Il faut beaucoup, beaucoup de temps pour lire, relire un livre, pour interroger les penseurs, historiens, sociologues, scientifiques chevronnés, qui ont mis du temps avant d’écrire une phrase, avant de se prononcer sur l’objet de leurs recherches. Il y a quelques jours, à la radio, j’entendais justement un spécialiste rappeler à Eric Zemmour que ses thèses révisionnistes étaient infondées, complètement sacrifiées à la superficialité, à l’improvisation, au romantisme éditorial. Pour avancer quelque chose, il faut bien plus de recul. De temps, au final !
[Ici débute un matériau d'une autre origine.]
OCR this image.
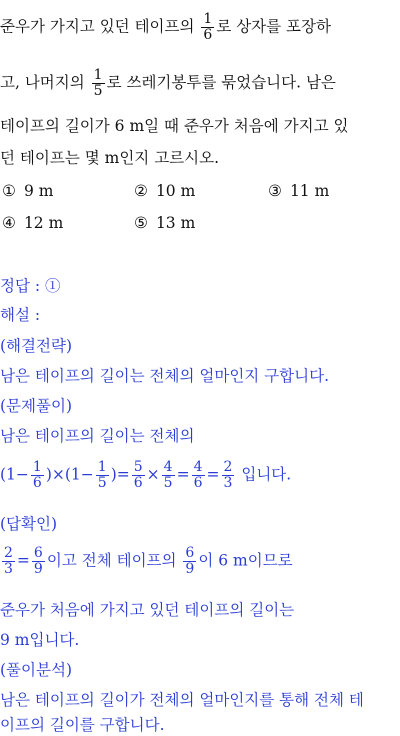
준우가 가지고 있던 테이프의 $\frac{1}{6}$ 로 상자를 포장하
고, 나머지의 $\frac{1}{5}$ 로 쓰레기봉투를 묶었습니다. 남은
테이프의 길이가 6 m일 때 준우가 처음에 가지고 있
던 테이프는 몇 m인지 고르시오.
① 9 m	② 10 m	③ 11 m
④ 12 m	⑤ 13 m
정답 : ①
해설 :
(해결전략)
남은 테이프의 길이는 전체의 얼마인지 구합니다.
(문제풀이)
남은 테이프의 길이는 전체의
$(1- \frac{1}{6} )\times(1- \frac{1}{5}$ )= $\frac{5}{6} \times \frac{4}{5} = \frac{4}{6} = \frac{2}{3}$ 입니다.
(답확인)
$\frac{2}{3} = \frac{6}{9}$ 이고 전체 테이프의 $\frac{6}{9}$ 이 6 m이므로
준우가 처음에 가지고 있던 테이프의 길이는
9 m입니다.
(풀이분석)
남은 테이프의 길이가 전체의 얼마인지를 통해 전체 테
이프의 길이를 구합니다.
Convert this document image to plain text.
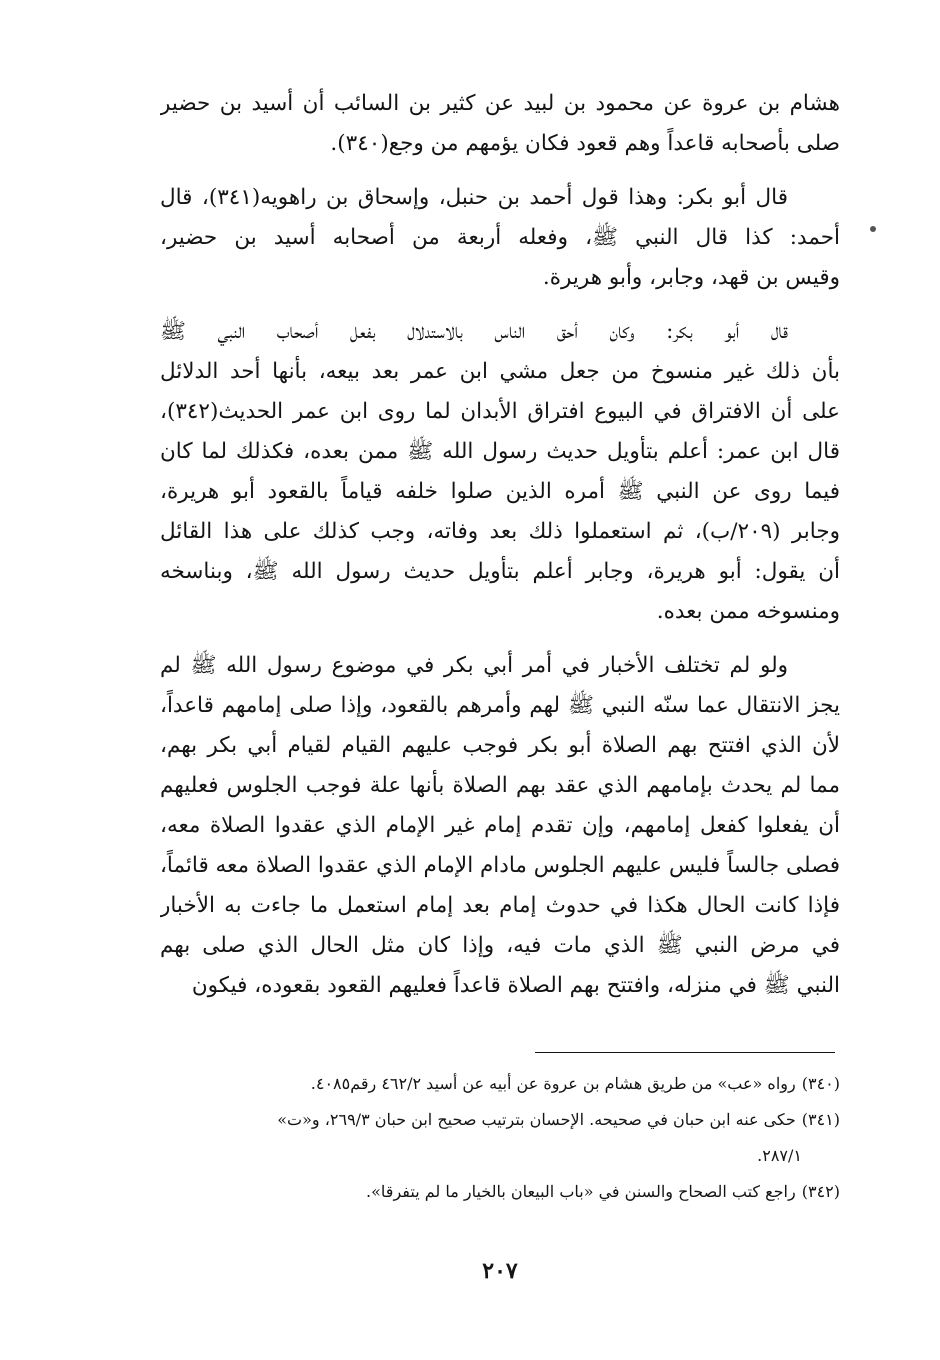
هشام بن عروة عن محمود بن لبيد عن كثير بن السائب أن أسيد بن حضير
صلى بأصحابه قاعداً وهم قعود فكان يؤمهم من وجع(٣٤٠).
قال أبو بكر: وهذا قول أحمد بن حنبل، وإسحاق بن راهويه(٣٤١)، قال
أحمد: كذا قال النبي ﷺ، وفعله أربعة من أصحابه أسيد بن حضير،
وقيس بن قهد، وجابر، وأبو هريرة.
قال أبو بكر: وكان أحق الناس بالاستدلال بفعل أصحاب النبي ﷺ
بأن ذلك غير منسوخ من جعل مشي ابن عمر بعد بيعه، بأنها أحد الدلائل
على أن الافتراق في البيوع افتراق الأبدان لما روى ابن عمر الحديث(٣٤٢)،
قال ابن عمر: أعلم بتأويل حديث رسول الله ﷺ ممن بعده، فكذلك لما كان
فيما روى عن النبي ﷺ أمره الذين صلوا خلفه قياماً بالقعود أبو هريرة،
وجابر (٢٠٩/ب)، ثم استعملوا ذلك بعد وفاته، وجب كذلك على هذا القائل
أن يقول: أبو هريرة، وجابر أعلم بتأويل حديث رسول الله ﷺ، وبناسخه
ومنسوخه ممن بعده.
ولو لم تختلف الأخبار في أمر أبي بكر في موضوع رسول الله ﷺ لم
يجز الانتقال عما سنّه النبي ﷺ لهم وأمرهم بالقعود، وإذا صلى إمامهم قاعداً،
لأن الذي افتتح بهم الصلاة أبو بكر فوجب عليهم القيام لقيام أبي بكر بهم،
مما لم يحدث بإمامهم الذي عقد بهم الصلاة بأنها علة فوجب الجلوس فعليهم
أن يفعلوا كفعل إمامهم، وإن تقدم إمام غير الإمام الذي عقدوا الصلاة معه،
فصلى جالساً فليس عليهم الجلوس مادام الإمام الذي عقدوا الصلاة معه قائماً،
فإذا كانت الحال هكذا في حدوث إمام بعد إمام استعمل ما جاءت به الأخبار
في مرض النبي ﷺ الذي مات فيه، وإذا كان مثل الحال الذي صلى بهم
النبي ﷺ في منزله، وافتتح بهم الصلاة قاعداً فعليهم القعود بقعوده، فيكون
(٣٤٠)رواه «عب» من طريق هشام بن عروة عن أبيه عن أسيد ٤٦٢/٢ رقم٤٠٨٥.
(٣٤١)حكى عنه ابن حبان في صحيحه. الإحسان بترتيب صحيح ابن حبان ٢٦٩/٣، و«ت»
٢٨٧/١.
(٣٤٢)راجع كتب الصحاح والسنن في «باب البيعان بالخيار ما لم يتفرقا».
٢٠٧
Et c’est ce temps, précisément, qui manque à ces légions de procrastinateurs professionnels, préférant voter l’extrême par une sorte de pseudo-révolte. Qu’il est jouissif de prendre un ton scandalisé quand la faute est entièrement sur l’institution, quelle qu’elle soit. Ecoles, tribunaux, cénacles… A entendre certains esprits consternés, il faudrait presque brûler tout cela. Mais nous oublions que le savoir s’est nettement démocratisé aujourd’hui, qu’il y a un véritable accès aux banques d’information. Seulement, voilà, elles ont un abord un peu plus complexe que Netflix et Tindr. Le citoyen n’a plus le moyen de se réfugier dans la plainte et le sentiment d’impuissance à ce niveau, ou alors en se mettant dans la position de l’éternelle victime, celle qui doit se résoudre à être comme on attend qu’elle soit, là-haut, dans ces fameuses hautes sphères conspuées. Le droit de nous indigner est à sauvegarder à tout prix. Il est l’héritage des esprits éclairés qui nous ont précédés et qui nous l’ont fait gagner aux prix de leur sang et de leur sueur. Mais s’indigner sans lire, sans aller chercher des clés pour parfaire son argumentaire ; s’indigner en gueulant, sans forer le sens là où il est, c’est-à-dire dans notre patrimoine littéraire, artistique, philosophique, scientifique, c’est s’enferrer dans une sidération cynique, une plainte stérile et paresseuse, c’est être dans le passéisme le plus basique. « C’était mieux avant, du temps de nos grands-parents » prêchent les Zemmour et Le Pen, en rêvant d’une France avec le père à l’usine, la femme à la maison et les enfants devant les chaînes d’Etat pour écouter leur propagande. Evidemment, il va sans dire que les êtres en marge, quels qu’ils soient, n’auront pas d’autre chose à faire que de la boucler ou de disparaître, dans ce règne bien plus inspiré des colonels grecs que de Rage against the machine. Laissons peut-être à Benjamin Franklin le mot de la fin devant une telle défaite de la pensée : « La motivation, c’est quand les rêves enfilent leurs habits de travail ».